Methods: Using a sample (n = 6129) of the 1996-1998 Atherosclerosis Risk in Communities study, we used measures of probing pocket depth and clinical attachment level to identify moderate-severe periodontitis. Adjusting for confounders, unconditional binary logistic regression estimated prevalence odds ratios (POR) and 95% confidence limits. Specifically, we compared POR for smoking, alcohol, obesity and diabetes with periodontitis derived from full-mouth to those derived from 4-PRPs (Ramfjörd, National Health and Nutrition Examination survey-III, modified-NHANES-IV and 42-site-Random-site selection-method). Finally, we conducted a simple sensitivity analysis of periodontitis misclassification by changing the case definition threshold for each PRP.

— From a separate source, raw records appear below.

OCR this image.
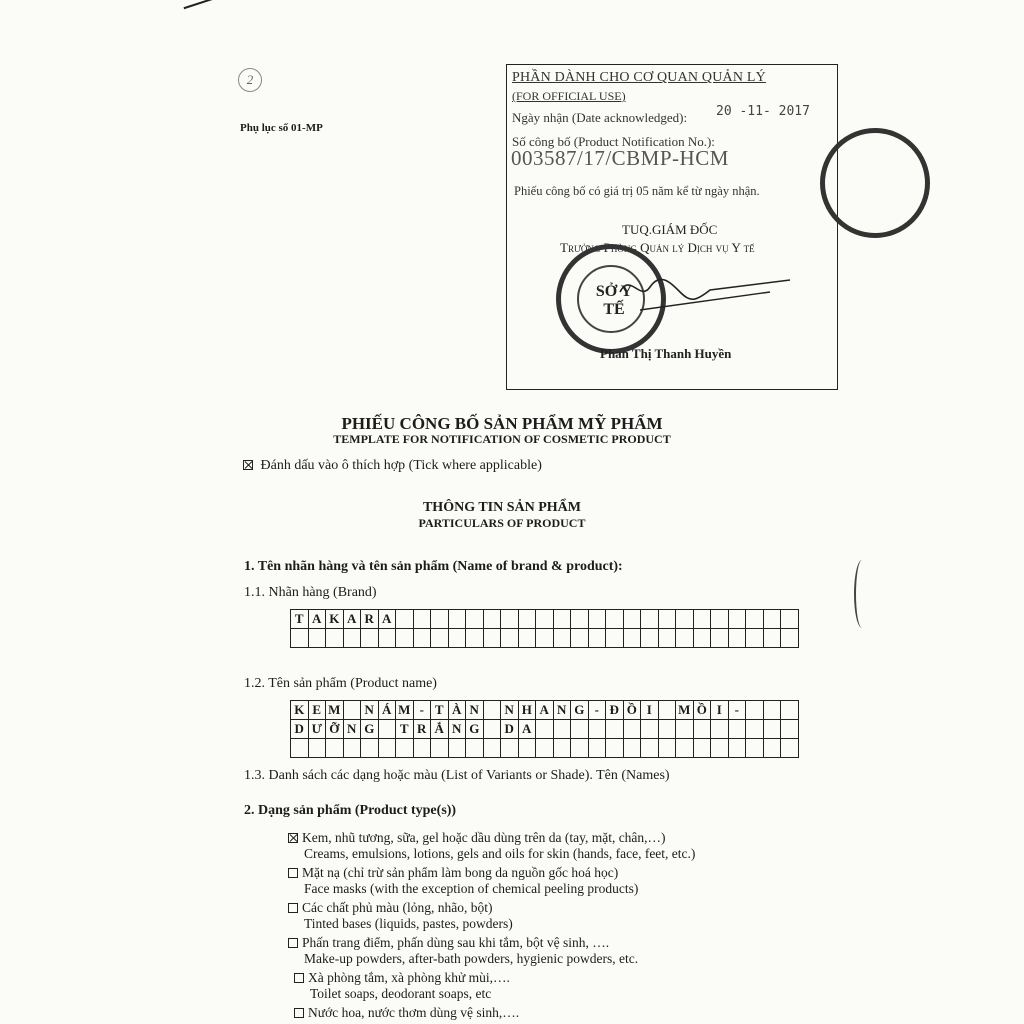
2
Phụ lục số 01-MP
PHẦN DÀNH CHO CƠ QUAN QUẢN LÝ
(FOR OFFICIAL USE)
Ngày nhận (Date acknowledged): 20 -11- 2017
Số công bố (Product Notification No.):
003587/17/CBMP-HCM
Phiếu công bố có giá trị 05 năm kể từ ngày nhận.
TUQ.GIÁM ĐỐC
Trưởng Phòng Quản lý Dịch vụ Y tế
SỞ Y TẾ
Phan Thị Thanh Huyền
PHIẾU CÔNG BỐ SẢN PHẨM MỸ PHẨM
TEMPLATE FOR NOTIFICATION OF COSMETIC PRODUCT
Đánh dấu vào ô thích hợp (Tick where applicable)
THÔNG TIN SẢN PHẨM
PARTICULARS OF PRODUCT
1. Tên nhãn hàng và tên sản phẩm (Name of brand & product):
1.1. Nhãn hàng (Brand)
T	A	K	A	R	A																							

1.2. Tên sản phẩm (Product name)
K	E	M		N	Á	M	-	T	À	N		N	H	A	N	G	-	Đ	Ồ	I		M	Ồ	I	-			
D	Ư	Ỡ	N	G		T	R	Ắ	N	G		D	A															

1.3. Danh sách các dạng hoặc màu (List of Variants or Shade). Tên (Names)
2. Dạng sản phẩm (Product type(s))
Kem, nhũ tương, sữa, gel hoặc dầu dùng trên da (tay, mặt, chân,…)
Creams, emulsions, lotions, gels and oils for skin (hands, face, feet, etc.)
Mặt nạ (chỉ trừ sản phẩm làm bong da nguồn gốc hoá học)
Face masks (with the exception of chemical peeling products)
Các chất phủ màu (lỏng, nhão, bột)
Tinted bases (liquids, pastes, powders)
Phấn trang điểm, phấn dùng sau khi tắm, bột vệ sinh, ….
Make-up powders, after-bath powders, hygienic powders, etc.
Xà phòng tắm, xà phòng khử mùi,….
Toilet soaps, deodorant soaps, etc
Nước hoa, nước thơm dùng vệ sinh,….
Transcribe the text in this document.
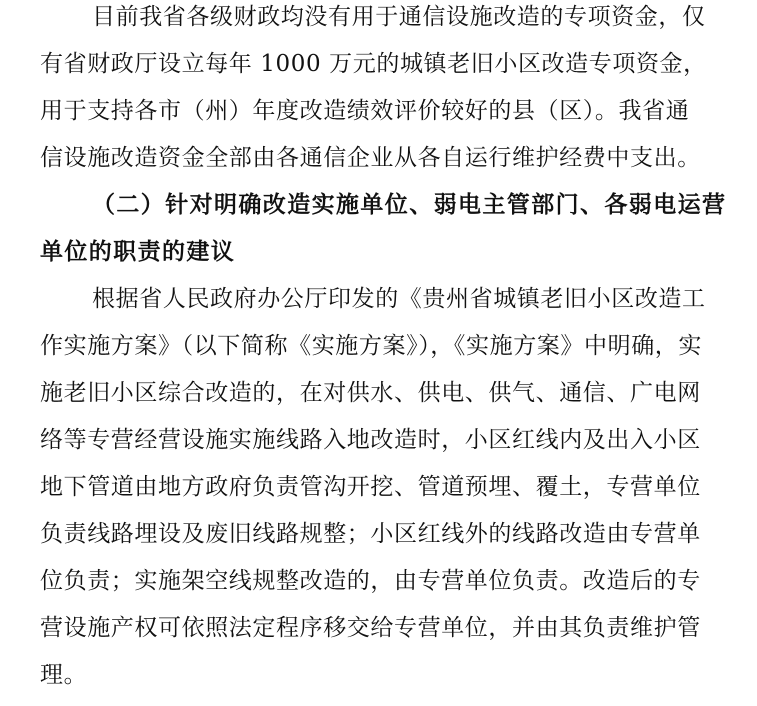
目前我省各级财政均没有用于通信设施改造的专项资金，仅
有省财政厅设立每年 1000 万元的城镇老旧小区改造专项资金，
用于支持各市（州）年度改造绩效评价较好的县（区）。我省通
信设施改造资金全部由各通信企业从各自运行维护经费中支出。
（二）针对明确改造实施单位、弱电主管部门、各弱电运营
单位的职责的建议
根据省人民政府办公厅印发的《贵州省城镇老旧小区改造工
作实施方案》（以下简称《实施方案》），《实施方案》中明确，实
施老旧小区综合改造的，在对供水、供电、供气、通信、广电网
络等专营经营设施实施线路入地改造时，小区红线内及出入小区
地下管道由地方政府负责管沟开挖、管道预埋、覆土，专营单位
负责线路埋设及废旧线路规整；小区红线外的线路改造由专营单
位负责；实施架空线规整改造的，由专营单位负责。改造后的专
营设施产权可依照法定程序移交给专营单位，并由其负责维护管
理。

Results: In comparison to full-mouth PORs, PRP PORs were biased in terms of magnitude and direction. Holding the full-mouth case definition at moderate-severe periodontitis and setting it at mild-moderate-severe for the PRPs did not consistently produce POR estimates that were either biased towards or away from the null in comparison to full-mouth estimates.

Conclusions: Partial-mouth protocols result in misclassification of periodontitis and may bias epidemiologic measures of association. The magnitude and direction of this bias depends on choice of PRP and case definition threshold used.